Plan épargne retraite

Préparation de la retraite : faut-il privilégier l’assurance vie ou le PER individuel ?

Assurance vie ou nouveau Plan épargne retraite individuel (PERIN) : quel produit d’épargne privilégier pour préparer sa retraite ?

En phase d’épargne : liquidité de l’assurance vie contre avantage fiscal du PERIN

 Fiscalité

Alors que les versements effectués sur un contrat d’assurance vie n’ouvrent droit à aucun avantage fiscal à l’entrée, ceux effectués sur un PERIN sont déductibles des revenus imposables. En 2020, un salarié peut déduire ses versements de son revenu imposable dans la limite de 10% des revenus de l’année précédente et de 32 419 euros (pour 2020). Un TNS (travailleurs non-salariés) peut déduire ses versements des bénéfices imposables (BIC ou BNC) dans la limite de 76 102 euros pour les versements effectués en 2020. L’épargnant a le droit de choisir de ne pas bénéficier de l’avantage fiscal sur les versements. Dans ce cas, il aura un avantage fiscal à la sortie.

Liquidité

L’épargne versée sur un contrat d’assurance vie est disponible à moment. De plus, en cas de rachat, la fiscalité peut s’avérer avantageuse : pour les rachats effectués sur un contrat de plus de 8 ans, les gains sont exonérés d’impôt jusqu’à 4 600 euros pour un célibataire (9 200 euros pour un couple) et ne sont soumis qu’aux prélèvements sociaux (17,2%).
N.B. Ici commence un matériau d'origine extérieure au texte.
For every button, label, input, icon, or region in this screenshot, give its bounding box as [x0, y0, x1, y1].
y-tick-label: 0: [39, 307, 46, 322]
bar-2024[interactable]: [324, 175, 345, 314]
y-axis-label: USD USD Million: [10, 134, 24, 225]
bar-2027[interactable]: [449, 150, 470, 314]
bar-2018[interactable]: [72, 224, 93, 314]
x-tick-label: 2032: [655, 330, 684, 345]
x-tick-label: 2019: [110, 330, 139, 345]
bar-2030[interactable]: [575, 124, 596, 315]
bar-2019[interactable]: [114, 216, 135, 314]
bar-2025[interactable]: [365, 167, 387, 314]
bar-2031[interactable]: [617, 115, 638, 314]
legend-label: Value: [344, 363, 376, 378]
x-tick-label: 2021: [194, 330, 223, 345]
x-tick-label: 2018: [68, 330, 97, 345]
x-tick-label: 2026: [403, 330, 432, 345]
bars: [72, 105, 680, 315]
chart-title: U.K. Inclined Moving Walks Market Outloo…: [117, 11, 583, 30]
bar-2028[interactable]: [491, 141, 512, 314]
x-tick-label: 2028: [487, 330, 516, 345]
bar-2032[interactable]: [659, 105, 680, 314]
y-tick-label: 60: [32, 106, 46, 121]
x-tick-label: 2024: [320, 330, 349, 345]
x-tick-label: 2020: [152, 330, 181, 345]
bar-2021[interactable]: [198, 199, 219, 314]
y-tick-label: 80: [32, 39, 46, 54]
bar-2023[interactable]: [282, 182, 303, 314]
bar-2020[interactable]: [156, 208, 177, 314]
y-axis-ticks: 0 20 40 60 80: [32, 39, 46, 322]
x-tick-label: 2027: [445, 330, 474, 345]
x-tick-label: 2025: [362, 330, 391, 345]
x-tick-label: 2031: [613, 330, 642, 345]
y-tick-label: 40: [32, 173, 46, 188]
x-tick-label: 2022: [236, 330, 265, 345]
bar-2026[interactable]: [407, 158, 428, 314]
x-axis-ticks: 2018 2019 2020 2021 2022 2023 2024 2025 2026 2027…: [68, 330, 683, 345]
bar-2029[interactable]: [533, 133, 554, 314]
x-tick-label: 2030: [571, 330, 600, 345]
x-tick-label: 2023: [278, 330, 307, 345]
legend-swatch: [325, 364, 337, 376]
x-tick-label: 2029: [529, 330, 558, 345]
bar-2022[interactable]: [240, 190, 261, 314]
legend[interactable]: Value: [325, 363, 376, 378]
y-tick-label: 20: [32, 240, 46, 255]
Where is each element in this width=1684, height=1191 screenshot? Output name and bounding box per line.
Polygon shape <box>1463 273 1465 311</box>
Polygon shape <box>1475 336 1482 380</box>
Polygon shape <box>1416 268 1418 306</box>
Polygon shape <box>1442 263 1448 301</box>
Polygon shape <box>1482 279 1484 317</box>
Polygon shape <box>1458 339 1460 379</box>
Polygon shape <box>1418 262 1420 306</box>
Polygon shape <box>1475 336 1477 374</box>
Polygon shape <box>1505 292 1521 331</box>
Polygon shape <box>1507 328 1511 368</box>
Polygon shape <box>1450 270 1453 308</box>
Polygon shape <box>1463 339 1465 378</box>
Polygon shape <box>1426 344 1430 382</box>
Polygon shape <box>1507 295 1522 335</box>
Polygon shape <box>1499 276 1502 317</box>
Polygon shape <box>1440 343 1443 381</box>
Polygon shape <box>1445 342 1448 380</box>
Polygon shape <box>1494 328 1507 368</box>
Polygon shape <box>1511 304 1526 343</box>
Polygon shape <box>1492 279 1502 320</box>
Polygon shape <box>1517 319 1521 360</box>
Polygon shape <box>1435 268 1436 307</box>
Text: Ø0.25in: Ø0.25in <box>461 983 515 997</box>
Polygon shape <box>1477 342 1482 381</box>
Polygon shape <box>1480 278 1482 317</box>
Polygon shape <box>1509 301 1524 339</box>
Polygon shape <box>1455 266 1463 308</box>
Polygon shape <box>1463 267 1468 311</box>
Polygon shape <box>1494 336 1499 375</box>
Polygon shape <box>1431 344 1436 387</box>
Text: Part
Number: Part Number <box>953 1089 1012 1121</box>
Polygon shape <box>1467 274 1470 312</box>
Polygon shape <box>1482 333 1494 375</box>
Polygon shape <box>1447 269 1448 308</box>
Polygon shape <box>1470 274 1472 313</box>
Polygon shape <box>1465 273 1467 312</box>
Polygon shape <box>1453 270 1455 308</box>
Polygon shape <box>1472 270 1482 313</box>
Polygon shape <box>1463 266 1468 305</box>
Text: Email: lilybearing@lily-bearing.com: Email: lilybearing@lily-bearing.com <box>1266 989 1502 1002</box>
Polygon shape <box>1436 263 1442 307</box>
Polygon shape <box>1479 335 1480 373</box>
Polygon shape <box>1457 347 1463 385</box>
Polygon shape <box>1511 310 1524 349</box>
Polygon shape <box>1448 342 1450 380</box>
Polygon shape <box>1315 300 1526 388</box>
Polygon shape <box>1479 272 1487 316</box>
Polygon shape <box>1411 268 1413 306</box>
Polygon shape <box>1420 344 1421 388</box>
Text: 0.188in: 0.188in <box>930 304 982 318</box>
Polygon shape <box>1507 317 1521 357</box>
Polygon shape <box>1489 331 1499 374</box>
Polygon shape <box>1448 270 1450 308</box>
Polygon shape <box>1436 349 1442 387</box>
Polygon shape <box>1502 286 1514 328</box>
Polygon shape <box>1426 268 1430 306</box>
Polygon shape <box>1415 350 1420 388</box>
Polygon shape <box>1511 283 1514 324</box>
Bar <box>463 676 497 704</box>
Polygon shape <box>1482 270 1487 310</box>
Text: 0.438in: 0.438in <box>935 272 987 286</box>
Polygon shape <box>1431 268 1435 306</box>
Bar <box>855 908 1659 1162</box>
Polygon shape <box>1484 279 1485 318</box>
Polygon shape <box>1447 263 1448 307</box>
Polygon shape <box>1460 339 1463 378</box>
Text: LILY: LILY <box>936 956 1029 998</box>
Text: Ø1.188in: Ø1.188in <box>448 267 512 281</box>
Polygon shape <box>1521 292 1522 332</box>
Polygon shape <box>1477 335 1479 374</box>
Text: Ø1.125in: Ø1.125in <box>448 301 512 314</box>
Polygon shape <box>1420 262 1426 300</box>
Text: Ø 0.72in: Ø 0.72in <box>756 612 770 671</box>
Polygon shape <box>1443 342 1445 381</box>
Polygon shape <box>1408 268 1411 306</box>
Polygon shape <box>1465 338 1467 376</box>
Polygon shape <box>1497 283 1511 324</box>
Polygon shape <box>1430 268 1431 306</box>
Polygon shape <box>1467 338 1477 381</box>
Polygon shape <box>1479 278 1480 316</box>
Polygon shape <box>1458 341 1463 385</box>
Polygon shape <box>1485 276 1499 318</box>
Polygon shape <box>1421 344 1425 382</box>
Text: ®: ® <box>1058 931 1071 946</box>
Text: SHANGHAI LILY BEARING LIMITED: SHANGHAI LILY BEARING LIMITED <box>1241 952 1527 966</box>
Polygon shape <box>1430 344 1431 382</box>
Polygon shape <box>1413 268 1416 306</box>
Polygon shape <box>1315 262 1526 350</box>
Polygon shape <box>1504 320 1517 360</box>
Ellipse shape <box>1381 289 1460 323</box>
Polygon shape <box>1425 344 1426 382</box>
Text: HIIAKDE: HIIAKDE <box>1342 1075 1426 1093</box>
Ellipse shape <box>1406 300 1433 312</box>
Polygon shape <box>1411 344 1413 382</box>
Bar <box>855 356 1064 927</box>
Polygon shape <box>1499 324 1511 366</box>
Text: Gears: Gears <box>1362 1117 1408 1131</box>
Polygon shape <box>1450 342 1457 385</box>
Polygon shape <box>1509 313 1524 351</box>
En revanche, côté PERIN, l’épargne est bloquée jusqu’au départ à la retraite. Il n’est possible de la débloquer que si vous êtes dans l’un des cas de sortie anticipée prévu par la loi, comme par exemple l’achat de la résidence principale, l’expiration des droits aux allocations chômage, l’invalidité, le décès de l’époux ou du partenaire de Pacs.

À la retraite : fiscalité de l’assurance vie

Une fois à la retraite, les deux solutions permettent de disposer de son épargne soit sous forme de capital, soit sous forme de rente viagère.

La sortie en capital

Côté assurance vie, la fiscalité est celle des rachats : pour un contrat de plus de 8 ans, les gains sont exonérés d’impôt jusqu’à 4 600 euros pour un célibataire (9 200 euros pour un couple) et se sont soumis qu’aux prélèvements sociaux (17,2%).

Côté PERIN, pour les versements qui ont donné lieu à déduction du revenu imposable pendant la phase d’épargne, le capital est soumis au barème progressif de l’impôt sur le revenu et les produits du capital sont soumis à la flat tax (30%).

La sortie en rente viagère

La rente viagère de l’assurance vie est soumise à l’impôt sur le revenu suivant le régime des rentes à titre onéreux : seulement une partie de la rente est soumise à l’impôt. Cette partie est variable selon l’âge du rentier au moment du premier versement de la rente. Ainsi, à la date du premier versement, la fraction imposable est de :

  • 70% avant 50 ans,
  • 50% entre 50 et 59 ans,
  • 40% entre 60 et 69 ans,
  • 30% après 69 ans.

 

Côté PERIN, pour les versements qui ont donné lieu à déduction des revenus imposables, la rente viagère sera soumise à l’impôt sur le revenu selon le régime des rentes à titre gratuit : la rente est imposable selon le régime de droit commun des pensions de retraite, avec l’application d’un abattement forfaitaire de 10%.